Background/aims: Portal hypertension is characterized by a marked splanchnic hyperemia due to a reduction in mesenteric vascular resistance. Possible mediators of this decreased resistance include an increased amount of and/or responsiveness to vasodilatory substances. Previous studies have demonstrated an enhanced hypotensive effect of exogenous atrial natriuretic factor in portal hypertension. We hypothesized that changes in the atrial natriuretic factor hormone receptor system may contribute to this response and hence underlie the marked hyperemia of portal hypertension.

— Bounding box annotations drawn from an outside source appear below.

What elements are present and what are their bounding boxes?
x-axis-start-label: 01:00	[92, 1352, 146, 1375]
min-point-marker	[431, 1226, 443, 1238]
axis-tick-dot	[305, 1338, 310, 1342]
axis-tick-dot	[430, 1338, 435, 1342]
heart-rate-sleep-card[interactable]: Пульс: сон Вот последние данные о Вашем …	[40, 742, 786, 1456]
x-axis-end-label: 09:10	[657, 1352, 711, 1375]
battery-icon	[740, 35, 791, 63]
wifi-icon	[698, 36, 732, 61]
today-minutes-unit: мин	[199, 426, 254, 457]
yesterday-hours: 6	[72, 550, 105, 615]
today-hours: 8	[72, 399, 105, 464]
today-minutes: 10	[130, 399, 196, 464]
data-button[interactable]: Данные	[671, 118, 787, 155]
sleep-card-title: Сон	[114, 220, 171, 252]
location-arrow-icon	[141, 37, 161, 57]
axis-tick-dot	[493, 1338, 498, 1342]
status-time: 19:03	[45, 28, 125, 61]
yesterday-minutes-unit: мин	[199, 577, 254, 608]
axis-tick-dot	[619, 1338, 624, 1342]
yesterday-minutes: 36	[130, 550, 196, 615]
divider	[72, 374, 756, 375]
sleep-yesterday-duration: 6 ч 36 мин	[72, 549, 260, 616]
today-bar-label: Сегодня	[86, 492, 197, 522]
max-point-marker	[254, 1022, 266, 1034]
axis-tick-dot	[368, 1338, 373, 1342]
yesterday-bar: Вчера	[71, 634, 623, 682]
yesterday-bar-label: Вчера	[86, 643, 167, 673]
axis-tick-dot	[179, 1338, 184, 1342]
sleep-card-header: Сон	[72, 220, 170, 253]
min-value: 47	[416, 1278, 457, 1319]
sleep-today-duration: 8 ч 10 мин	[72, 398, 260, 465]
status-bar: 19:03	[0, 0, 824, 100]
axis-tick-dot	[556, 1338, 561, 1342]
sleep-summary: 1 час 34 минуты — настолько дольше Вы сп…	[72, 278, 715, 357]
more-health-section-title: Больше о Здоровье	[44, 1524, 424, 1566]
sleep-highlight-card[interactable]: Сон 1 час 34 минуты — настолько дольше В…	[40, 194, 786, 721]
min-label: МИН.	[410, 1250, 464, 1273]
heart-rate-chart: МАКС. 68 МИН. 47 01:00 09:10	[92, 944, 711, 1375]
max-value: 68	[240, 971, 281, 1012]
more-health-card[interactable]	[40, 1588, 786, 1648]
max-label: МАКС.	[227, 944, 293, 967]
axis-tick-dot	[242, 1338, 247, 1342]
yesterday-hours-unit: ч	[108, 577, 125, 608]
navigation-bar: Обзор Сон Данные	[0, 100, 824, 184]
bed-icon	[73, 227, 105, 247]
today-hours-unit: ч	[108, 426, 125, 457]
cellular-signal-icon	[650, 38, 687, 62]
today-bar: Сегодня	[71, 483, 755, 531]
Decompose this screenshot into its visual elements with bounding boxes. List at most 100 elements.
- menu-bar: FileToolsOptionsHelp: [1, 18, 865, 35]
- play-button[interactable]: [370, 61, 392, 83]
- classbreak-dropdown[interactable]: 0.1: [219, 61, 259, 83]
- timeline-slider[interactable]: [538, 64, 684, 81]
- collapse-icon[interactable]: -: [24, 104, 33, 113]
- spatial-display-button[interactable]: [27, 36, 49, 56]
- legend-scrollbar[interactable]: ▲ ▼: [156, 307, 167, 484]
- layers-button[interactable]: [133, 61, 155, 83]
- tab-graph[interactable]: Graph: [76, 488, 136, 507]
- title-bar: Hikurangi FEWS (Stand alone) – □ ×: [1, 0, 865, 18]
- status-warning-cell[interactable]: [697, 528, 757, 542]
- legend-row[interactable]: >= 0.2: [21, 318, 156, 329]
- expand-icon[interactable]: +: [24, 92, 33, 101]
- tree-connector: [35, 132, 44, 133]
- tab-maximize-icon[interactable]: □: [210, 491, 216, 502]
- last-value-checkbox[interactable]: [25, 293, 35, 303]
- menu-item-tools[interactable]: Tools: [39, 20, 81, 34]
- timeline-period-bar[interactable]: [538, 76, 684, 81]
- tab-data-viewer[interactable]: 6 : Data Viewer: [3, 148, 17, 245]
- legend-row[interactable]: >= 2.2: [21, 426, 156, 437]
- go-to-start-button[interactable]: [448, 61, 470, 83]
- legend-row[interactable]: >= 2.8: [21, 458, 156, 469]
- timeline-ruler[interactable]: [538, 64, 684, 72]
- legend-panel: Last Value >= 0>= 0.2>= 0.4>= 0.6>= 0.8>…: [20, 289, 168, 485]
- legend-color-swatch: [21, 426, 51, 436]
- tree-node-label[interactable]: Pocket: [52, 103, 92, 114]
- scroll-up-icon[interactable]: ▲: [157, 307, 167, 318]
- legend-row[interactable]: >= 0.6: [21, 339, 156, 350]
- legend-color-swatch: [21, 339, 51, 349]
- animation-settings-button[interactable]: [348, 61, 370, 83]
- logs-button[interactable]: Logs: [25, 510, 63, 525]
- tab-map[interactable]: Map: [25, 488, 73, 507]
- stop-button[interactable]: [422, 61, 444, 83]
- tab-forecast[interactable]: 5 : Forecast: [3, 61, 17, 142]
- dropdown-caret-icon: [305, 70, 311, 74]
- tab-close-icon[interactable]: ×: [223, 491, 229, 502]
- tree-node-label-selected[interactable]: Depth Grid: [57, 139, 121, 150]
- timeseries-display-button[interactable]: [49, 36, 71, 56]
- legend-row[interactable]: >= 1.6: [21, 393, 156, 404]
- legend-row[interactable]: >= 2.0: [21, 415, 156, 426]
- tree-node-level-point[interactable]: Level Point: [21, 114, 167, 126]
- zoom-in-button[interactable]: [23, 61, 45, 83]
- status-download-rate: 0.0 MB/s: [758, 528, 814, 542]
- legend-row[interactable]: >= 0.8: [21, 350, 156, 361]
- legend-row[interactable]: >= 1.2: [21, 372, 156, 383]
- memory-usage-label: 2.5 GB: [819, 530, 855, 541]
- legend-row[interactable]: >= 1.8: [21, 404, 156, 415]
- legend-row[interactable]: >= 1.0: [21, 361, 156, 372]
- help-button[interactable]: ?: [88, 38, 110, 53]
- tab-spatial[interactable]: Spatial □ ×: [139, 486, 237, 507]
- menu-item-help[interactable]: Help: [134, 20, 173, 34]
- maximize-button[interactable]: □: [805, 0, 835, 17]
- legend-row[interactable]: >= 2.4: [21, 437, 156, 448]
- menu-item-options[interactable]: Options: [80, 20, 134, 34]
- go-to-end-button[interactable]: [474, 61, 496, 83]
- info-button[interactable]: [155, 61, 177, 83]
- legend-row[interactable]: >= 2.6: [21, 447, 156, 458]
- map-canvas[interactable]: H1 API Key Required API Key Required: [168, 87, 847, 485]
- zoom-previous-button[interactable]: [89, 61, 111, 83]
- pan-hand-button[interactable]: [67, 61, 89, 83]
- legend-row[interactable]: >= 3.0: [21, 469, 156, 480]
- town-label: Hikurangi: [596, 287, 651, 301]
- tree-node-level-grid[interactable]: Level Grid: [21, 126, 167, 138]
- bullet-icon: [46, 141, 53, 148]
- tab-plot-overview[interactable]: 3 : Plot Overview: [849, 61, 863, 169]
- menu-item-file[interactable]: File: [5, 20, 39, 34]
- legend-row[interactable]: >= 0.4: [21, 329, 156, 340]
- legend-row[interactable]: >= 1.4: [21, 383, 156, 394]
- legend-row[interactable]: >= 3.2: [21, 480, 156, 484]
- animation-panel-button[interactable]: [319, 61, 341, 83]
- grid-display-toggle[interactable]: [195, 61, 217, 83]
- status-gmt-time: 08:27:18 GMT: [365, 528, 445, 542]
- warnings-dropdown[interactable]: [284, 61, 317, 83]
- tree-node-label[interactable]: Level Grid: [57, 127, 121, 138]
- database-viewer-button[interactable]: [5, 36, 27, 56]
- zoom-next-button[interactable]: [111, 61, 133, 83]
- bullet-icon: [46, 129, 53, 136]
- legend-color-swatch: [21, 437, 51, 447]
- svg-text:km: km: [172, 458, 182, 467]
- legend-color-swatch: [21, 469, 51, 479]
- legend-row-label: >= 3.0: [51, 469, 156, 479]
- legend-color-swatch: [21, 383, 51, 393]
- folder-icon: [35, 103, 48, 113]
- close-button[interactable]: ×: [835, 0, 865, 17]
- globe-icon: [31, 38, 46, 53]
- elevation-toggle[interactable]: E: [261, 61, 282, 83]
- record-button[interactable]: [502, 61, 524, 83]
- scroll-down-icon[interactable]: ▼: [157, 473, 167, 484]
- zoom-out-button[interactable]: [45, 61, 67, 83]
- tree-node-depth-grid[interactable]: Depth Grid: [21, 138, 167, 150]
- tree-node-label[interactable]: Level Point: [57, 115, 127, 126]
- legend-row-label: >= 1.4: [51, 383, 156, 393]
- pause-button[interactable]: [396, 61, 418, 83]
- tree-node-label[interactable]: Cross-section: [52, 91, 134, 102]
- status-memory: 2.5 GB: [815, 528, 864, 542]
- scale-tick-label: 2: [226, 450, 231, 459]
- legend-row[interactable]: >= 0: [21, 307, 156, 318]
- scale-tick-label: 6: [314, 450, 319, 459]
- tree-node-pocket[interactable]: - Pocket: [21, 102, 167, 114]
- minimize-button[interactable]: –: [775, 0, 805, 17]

Methods: We used a portal-vein-ligated rabbit model of portal hypertension to study the integrity of the atrial natriuretic factor receptor system within the hyperemic vasculature.
Results: There was no significant difference in the serum concentrations of sodium, potassium, atrial natriuretic factor, ANG-II, cGMP, serum osmolality, or hematocrit between normal and portal hypertensive rabbits. Superior mesenteric artery, thoracic aorta and portal vein atrial natriuretic factor receptor number and affinity were determined using [125I]-rANF99-126 binding analysis and affinity cross-linking studies. Receptor classification using specific atrial natriuretic factor-C receptor ligands, along with affinity cross-linking studies revealed two receptor subtypes present on these vessels. There was a significant decrease in the number of atrial natriuretic factor receptors in the portal vein and a significant increase in the superior mesenteric artery in portal hypertension without any significant change in affinity. Thoracic aortic atrial natriuretic factor receptors were increased with a concurrent decrease in affinity in portal hypertension. There was a concomitant increase in tissue cGMP levels within the superior mesenteric artery and thoracic aorta of portal hypertensive animals but not the portal vein.
Conclusion: These data suggest the increased number of functional atrial natriuretic factor receptors may in part contribute to the hyperdynamic splanchnic circulation peculiar to portal hypertension.